Manchin, who is considered the most conservative Senate Democrat and has strong ties to West Virginia’s coal industry, opened the hearing by saying he wanted to achieve energy reliability and affordability, while “also achieving our decarbonization goals.”
He later questioned if mandates to limit production of fossil fuels would lead to carbon reductions. He said he instead favors advances in technology like carbon sequestration, the process of capturing and storing carbon.
“You cannot eliminate your way to a cleaner climate,” Manchin said. “We have got to innovate.”
Republicans on the committee sought to blame the Biden administration for inflation that has included rising gasoline prices.
“What Joe Biden did in Glasgow was beg OPEC plus Russia to sell more energy and produce more oil for the United States to buy,” said ranking Republican Sen. John Barrasso of Wyoming. “This is going to bring Europe’s energy prices to the United States.”
Stephen Nalley, the acting administrator for the U.S. Energy Information Administration, said the price increases were a result of an economic recovery after a pandemic-caused downturn. Demand for energy rebounded before production, Nalley said.
U.S. Sen. Angus King, a Maine independent who caucuses with Democrats, said Biden was being unfairly blamed for energy prices. Economic fundamentals and the uneven recovery that Nalley cited were reasonable explanations.
“There’s one law that this Congress can’t repeal: the law of supply and demand,” King said.
Nalley said he expected prices to remain consistent through the winter before a possible drop next year.
At the close of the U.N. conference Saturday, nearly 200 countries agreed to a document that includes a pledge to “phase-down unabated coal power and of inefficient subsidies for fossil fuels.”
That language was weakened from an earlier draft that used “phase-out” instead of “phase-down,” but it still represented the first mention of fossil fuel subsidies or coal in an international agreement, U.S. Special Envoy for Climate John Kerry said at a Saturday news conference.
Kerry tweeted that the agreement gave the U.S. “a clear path to achieve our 2030 goals. We are closer than ever before to avoiding climate chaos, and securing cleaner air, safer water, and a healthier planet for us all.”
But the agreement is nonbinding, and reaching its goals — and those of other international climate agreements like the Paris Accords that set a target to hold average warming to 1.5 degrees Celsius above pre-industrial levels — depend on each nation taking individual actions.
The focus at Tuesday’s Senate panel showed there will continue to be political obstacles to enacting climate policies in the U.S.
While Kerry in Glasgow predicted the end of coal production by 2030, Nalley said his agency projected coal would be at about 75 percent of current levels in 2050.

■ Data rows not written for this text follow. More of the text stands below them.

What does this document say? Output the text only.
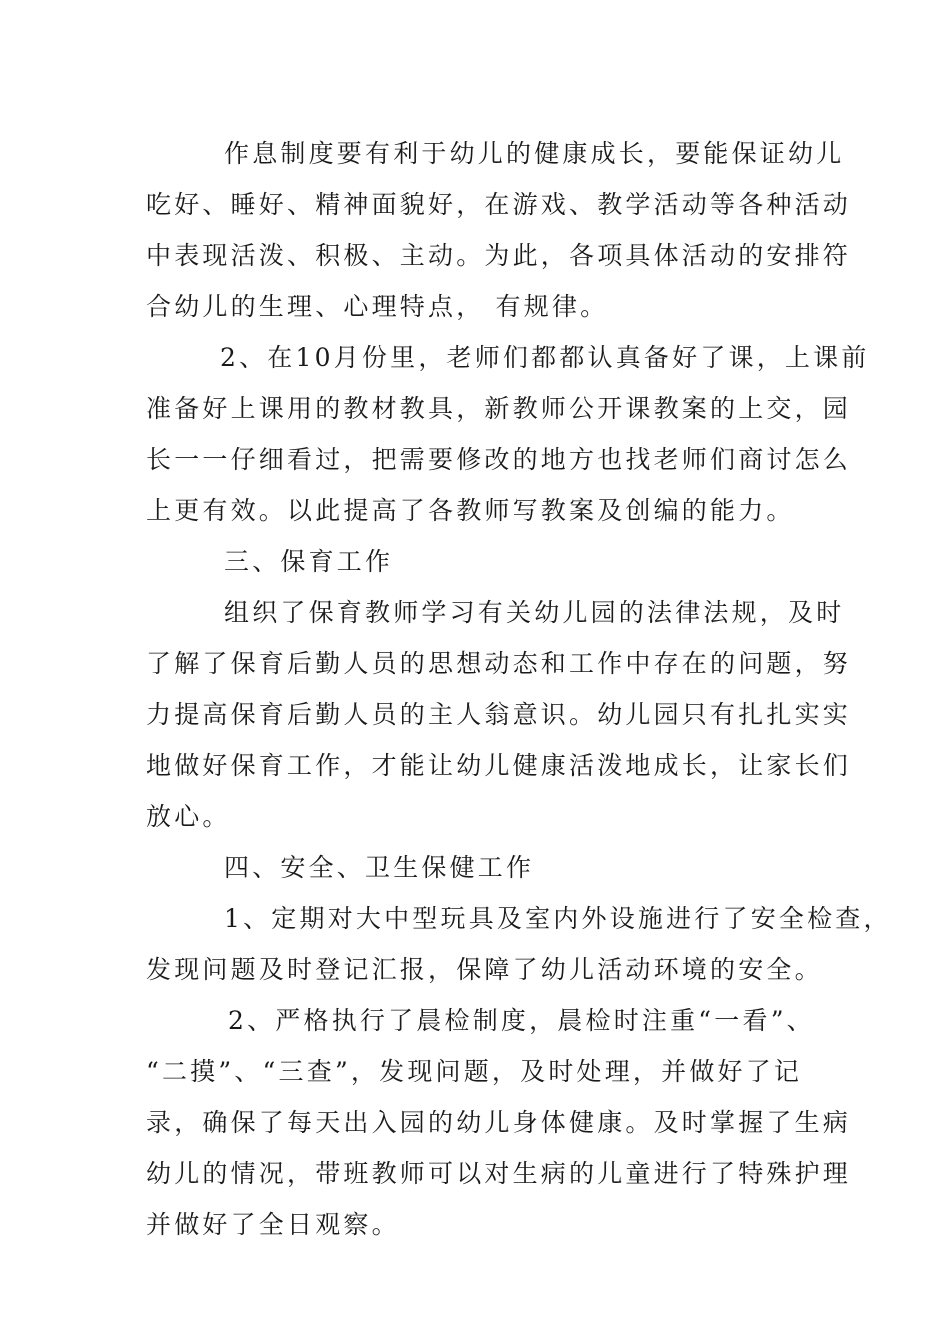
作息制度要有利于幼儿的健康成长，要能保证幼儿
吃好、睡好、精神面貌好，在游戏、教学活动等各种活动
中表现活泼、积极、主动。为此，各项具体活动的安排符
合幼儿的生理、心理特点， 有规律。
2、在10月份里，老师们都都认真备好了课，上课前
准备好上课用的教材教具，新教师公开课教案的上交，园
长一一仔细看过，把需要修改的地方也找老师们商讨怎么
上更有效。以此提高了各教师写教案及创编的能力。
三、保育工作
组织了保育教师学习有关幼儿园的法律法规，及时
了解了保育后勤人员的思想动态和工作中存在的问题，努
力提高保育后勤人员的主人翁意识。幼儿园只有扎扎实实
地做好保育工作，才能让幼儿健康活泼地成长，让家长们
放心。
四、安全、卫生保健工作
1、定期对大中型玩具及室内外设施进行了安全检查，
发现问题及时登记汇报，保障了幼儿活动环境的安全。
2、严格执行了晨检制度，晨检时注重“一看”、
“二摸”、“三查”，发现问题，及时处理，并做好了记
录，确保了每天出入园的幼儿身体健康。及时掌握了生病
幼儿的情况，带班教师可以对生病的儿童进行了特殊护理
并做好了全日观察。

Colorado Sen. John Hickenlooper asked the panel how policymakers can act to “help keep both energy prices and greenhouse gas quantities low in the long run.”
“A lot of political hay has been made of President Biden’s pushing OPEC to increase oil production in light of our nation’s climate goals,” Hickenlooper said. “In my view, I think there’s a worldview that incorporates both.”

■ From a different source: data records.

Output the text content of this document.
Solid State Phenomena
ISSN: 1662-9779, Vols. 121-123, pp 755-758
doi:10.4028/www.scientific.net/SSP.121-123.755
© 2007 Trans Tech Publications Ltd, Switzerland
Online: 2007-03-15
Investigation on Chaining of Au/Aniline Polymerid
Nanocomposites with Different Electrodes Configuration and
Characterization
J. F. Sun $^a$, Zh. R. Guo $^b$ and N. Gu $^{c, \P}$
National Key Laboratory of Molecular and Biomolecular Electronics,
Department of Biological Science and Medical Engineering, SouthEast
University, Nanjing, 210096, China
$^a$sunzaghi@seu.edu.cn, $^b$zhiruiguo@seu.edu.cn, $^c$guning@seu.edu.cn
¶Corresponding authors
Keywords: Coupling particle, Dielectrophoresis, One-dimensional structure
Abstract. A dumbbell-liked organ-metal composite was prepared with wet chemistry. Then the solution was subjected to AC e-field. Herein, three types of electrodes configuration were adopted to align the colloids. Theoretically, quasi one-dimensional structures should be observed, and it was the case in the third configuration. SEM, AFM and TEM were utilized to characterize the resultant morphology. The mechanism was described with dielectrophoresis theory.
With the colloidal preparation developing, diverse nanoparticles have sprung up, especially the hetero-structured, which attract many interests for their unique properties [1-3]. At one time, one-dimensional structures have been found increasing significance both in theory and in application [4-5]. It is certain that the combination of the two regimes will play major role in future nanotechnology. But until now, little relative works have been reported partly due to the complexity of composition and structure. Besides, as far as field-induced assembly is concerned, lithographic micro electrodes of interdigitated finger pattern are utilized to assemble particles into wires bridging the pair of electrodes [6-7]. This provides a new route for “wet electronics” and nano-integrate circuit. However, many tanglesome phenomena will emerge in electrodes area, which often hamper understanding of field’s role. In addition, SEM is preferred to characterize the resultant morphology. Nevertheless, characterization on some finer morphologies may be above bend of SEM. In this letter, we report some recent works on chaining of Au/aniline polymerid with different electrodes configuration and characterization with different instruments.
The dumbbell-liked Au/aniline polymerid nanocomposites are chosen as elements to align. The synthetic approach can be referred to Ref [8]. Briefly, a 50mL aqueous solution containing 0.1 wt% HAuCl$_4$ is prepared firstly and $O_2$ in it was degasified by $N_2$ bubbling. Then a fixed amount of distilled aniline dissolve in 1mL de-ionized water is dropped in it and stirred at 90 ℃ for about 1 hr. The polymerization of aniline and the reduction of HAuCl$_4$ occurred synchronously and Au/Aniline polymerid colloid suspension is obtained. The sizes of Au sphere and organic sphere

Tim Gould, the chief energy economist with the Paris-based International Energy Agency, told Hickenlooper that governments could be doing more to reduce demand for oil and other fossil fuels.
“Clearly, there’s a lot that can be done on the demand side,” Gould said, pointing to energy-efficiency measures, alternative fuels and emerging technologies like electric vehicles.
Such demand-side measures, including EV tax credits, are a central component of Democrats’ $1.85 trillion social spending and climate plan that could receive a House vote this week. Republicans blasted the bill in Tuesday’s hearing.
“In a time of skyrocketing energy prices, House Democrats want to make it even more expensive for families to heat their homes,” Barrasso said. “This bill surrenders hard-earned American energy independence.”
Republicans on the panel made several references to price spikes in Europe, where natural gas prices rose this year to 39 times the rate in 2020, according to Gould.
U.S. Sen. Steve Daines (R-Mont.) said Europe moved too quickly away from coal and nuclear energy.
“Europe is the movie trailer for the United States if we continue down the path of destroying traditional, made-in-America energy,” he said.
But Gould said Nordic countries with greater hydropower and other renewable sources experienced less extreme rises in energy costs, while those with greater shares of their energy coming from coal and natural gas saw the worst price spikes.